Reiner Schimminger embodies the earnestness of his beliefs – most of the time. The man who designed the aptly named City of Hope project in Coffs Harbour has harboured grave concerns for the future of our planet, with a certain sense of pessimism that can frighten the mainstream media. 

However, during our interview, Schimminger displayed a deft turn of phrase, a quick wit and a continuing passion for the architecture that is arrived at dependent on eco sustainability 

Asked if he had always had these strong convictions, he paused for a beat before responding wryly, “Always is a long time.”

And yes, for the most part it seems Reiner has always been considerate of the finite resources available to humanity.

“My final thesis at Uni, which was in 1981, was about themes in line with what I did here in Coffs Harbour, 40 years later.”

So, one would imagine City of Hope, being the embodiment of decades of work, would have been a very rewarding experience. Hard work sure, but none the less an acclaimed and resounding result that measured up to the creator’s specs. 

The surprise for the architect is that it actually surpassed his specs in way he had not foreseen. One and a half years back Reiner moved into the project; he experienced his design first hand, and found what numbers had not even suggested.

The unforeseen benefit was the social aspect of City of Hope.

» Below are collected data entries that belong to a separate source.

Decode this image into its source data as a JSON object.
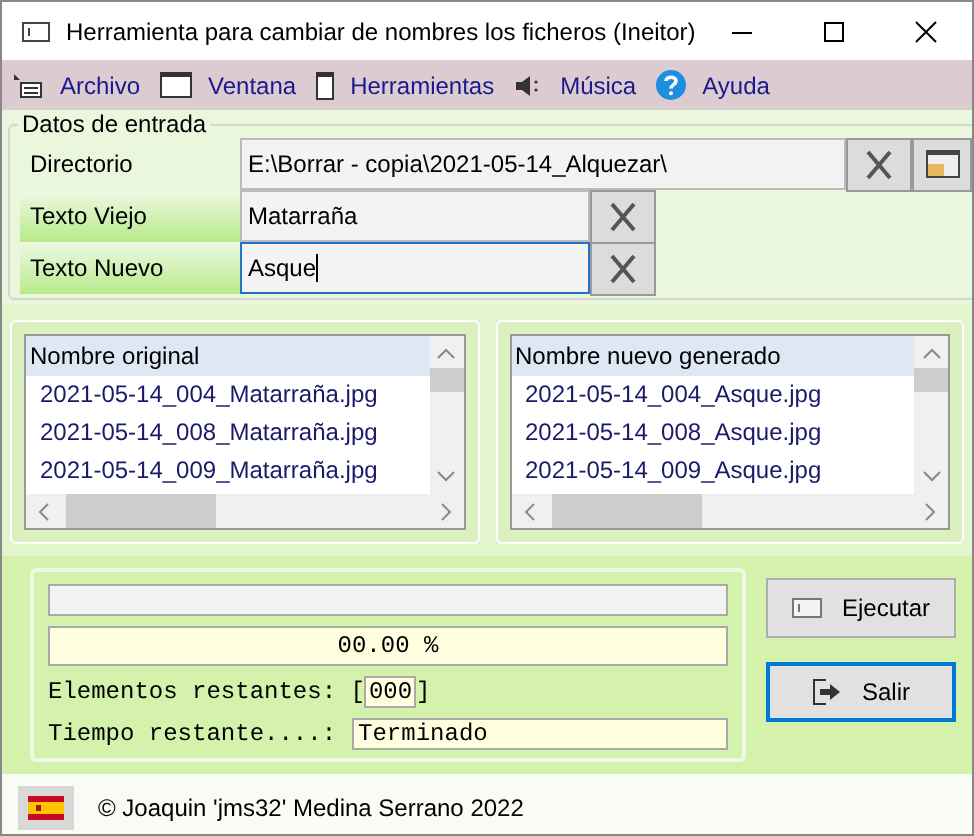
{
  "window": {
    "title": "Herramienta para cambiar de nombres los ficheros (Ineitor)"
  },
  "menu": [
    {
      "label": "Archivo",
      "kind": "file"
    },
    {
      "label": "Ventana",
      "kind": "window"
    },
    {
      "label": "Herramientas",
      "kind": "tools"
    },
    {
      "label": "Música",
      "kind": "music"
    },
    {
      "label": "Ayuda",
      "kind": "help"
    }
  ],
  "input_group": {
    "title": "Datos de entrada",
    "fields": [
      {
        "label": "Directorio",
        "value": "E:\\Borrar - copia\\2021-05-14_Alquezar\\",
        "kind": "folder",
        "focused": false
      },
      {
        "label": "Texto Viejo",
        "value": "Matarraña",
        "kind": "text",
        "focused": false
      },
      {
        "label": "Texto Nuevo",
        "value": "Asque",
        "kind": "text",
        "focused": true
      }
    ]
  },
  "lists": [
    {
      "header": "Nombre original",
      "rows": [
        "2021-05-14_004_Matarraña.jpg",
        "2021-05-14_008_Matarraña.jpg",
        "2021-05-14_009_Matarraña.jpg"
      ]
    },
    {
      "header": "Nombre nuevo generado",
      "rows": [
        "2021-05-14_004_Asque.jpg",
        "2021-05-14_008_Asque.jpg",
        "2021-05-14_009_Asque.jpg"
      ]
    }
  ],
  "progress": {
    "level": 0,
    "percent": "00.00 %",
    "remaining_label": "Elementos restantes: [",
    "remaining_value": "000",
    "remaining_close": "]",
    "time_label": "Tiempo restante....:",
    "time_value": "Terminado"
  },
  "buttons": [
    {
      "label": "Ejecutar",
      "kind": "run",
      "focused": false
    },
    {
      "label": "Salir",
      "kind": "exit",
      "focused": true
    }
  ],
  "footer": {
    "text": "© Joaquin 'jms32' Medina Serrano 2022"
  }
}
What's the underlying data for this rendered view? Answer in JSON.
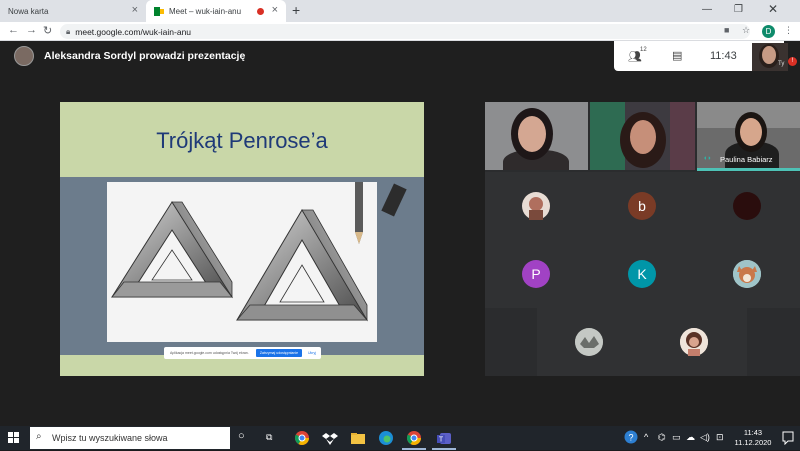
{
  "browser": {
    "tabs": [
      {
        "title": "Nowa karta",
        "active": false
      },
      {
        "title": "Meet – wuk-iain-anu",
        "active": true
      }
    ],
    "url": "meet.google.com/wuk-iain-anu",
    "profile_initial": "D"
  },
  "meet": {
    "presenter_status": "Aleksandra Sordyl prowadzi prezentację",
    "participants_count": "12",
    "time": "11:43",
    "self_label": "Ty",
    "self_badge": "!",
    "slide": {
      "title": "Trójkąt Penrose’a"
    },
    "share_bar": {
      "message": "Aplikacja meet.google.com udostępnia Twój ekran.",
      "stop_label": "Zatrzymaj udostępnianie",
      "hide_label": "Ukryj"
    },
    "speaker_name": "Paulina Babiarz",
    "participant_tiles": [
      {
        "kind": "photo",
        "color": "#b06f5e"
      },
      {
        "kind": "initial",
        "initial": "b",
        "color": "#7a3b26"
      },
      {
        "kind": "photo",
        "color": "#2a0d0d"
      },
      {
        "kind": "initial",
        "initial": "P",
        "color": "#a142c4"
      },
      {
        "kind": "initial",
        "initial": "K",
        "color": "#0096a8"
      },
      {
        "kind": "photo",
        "color": "#9fc4c8"
      },
      {
        "kind": "photo",
        "color": "#8a8f8a"
      },
      {
        "kind": "photo",
        "color": "#c47e6c"
      }
    ]
  },
  "taskbar": {
    "search_placeholder": "Wpisz tu wyszukiwane słowa",
    "clock_time": "11:43",
    "clock_date": "11.12.2020"
  }
}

“It is ‘social comfort’ living with a supportive community,” says Schimminger, enthusiastically.

“It can make such a difference to well-being and comfort.”

The emotional quotient was not one that had really come into play while designing the project, yet it has had an overpoweringly positive effect on those in the precinct.

 “We had a gathering on my rooftop last night, it was a fund raiser for someone suffering in the bushfires,” continued Schimminger.

“A casual, bring a plate kind of thing”. It was not a mandatory strata body style thing that most every apartment owner in the city dreads and avoids if at all possible. This was a get together to try and help someone in need. 

“And everyone showed up,” says Reiner, still in awe that a sense of community can still be found, and qualities of humanity raised.

Perhaps he should add that as phase four of the project. According to Reiner designing (of course) is phase one, construction is phase two, and stage three of his project is communication and engagement, recording and sharing data of the City’s progress with the wider community. 

As Schimminger talks one feels an urgency, a more complex need than designing buildings for the future. He wants to bring people along on his journey; to walk the walk and talk the talk. Communication is vital to him; it is one of his hopes hope for a better future.

When one hears him speak of the urgent environmental aspects of design and life, you can almost feel the weight on his shoulders.

“In a way I can’t help it,” he replies to my trite suggestion that he is making a lot of extra work for himself, trying to save the plant.

There was a time, after his work as an ambassador for Al Gore and following the diabolical Copenhagen Climate Change Summit fiasco, that Schimminger stopped talking about climate.
“I was dispirited” says Schimminger.

He felt driven to do something more tangible. As he describes it, City of Hope rescued him from global mistrust of what the future held.  He designed it, built it, marketed it, sold it … the energy expense has been considerable. But the result, his tangible and personal contribution to the ongoing and vital process of solving the climate dilemma, has been lauded.

He does not sound dispirited today – seriously concerned perhaps, but activated and inspired.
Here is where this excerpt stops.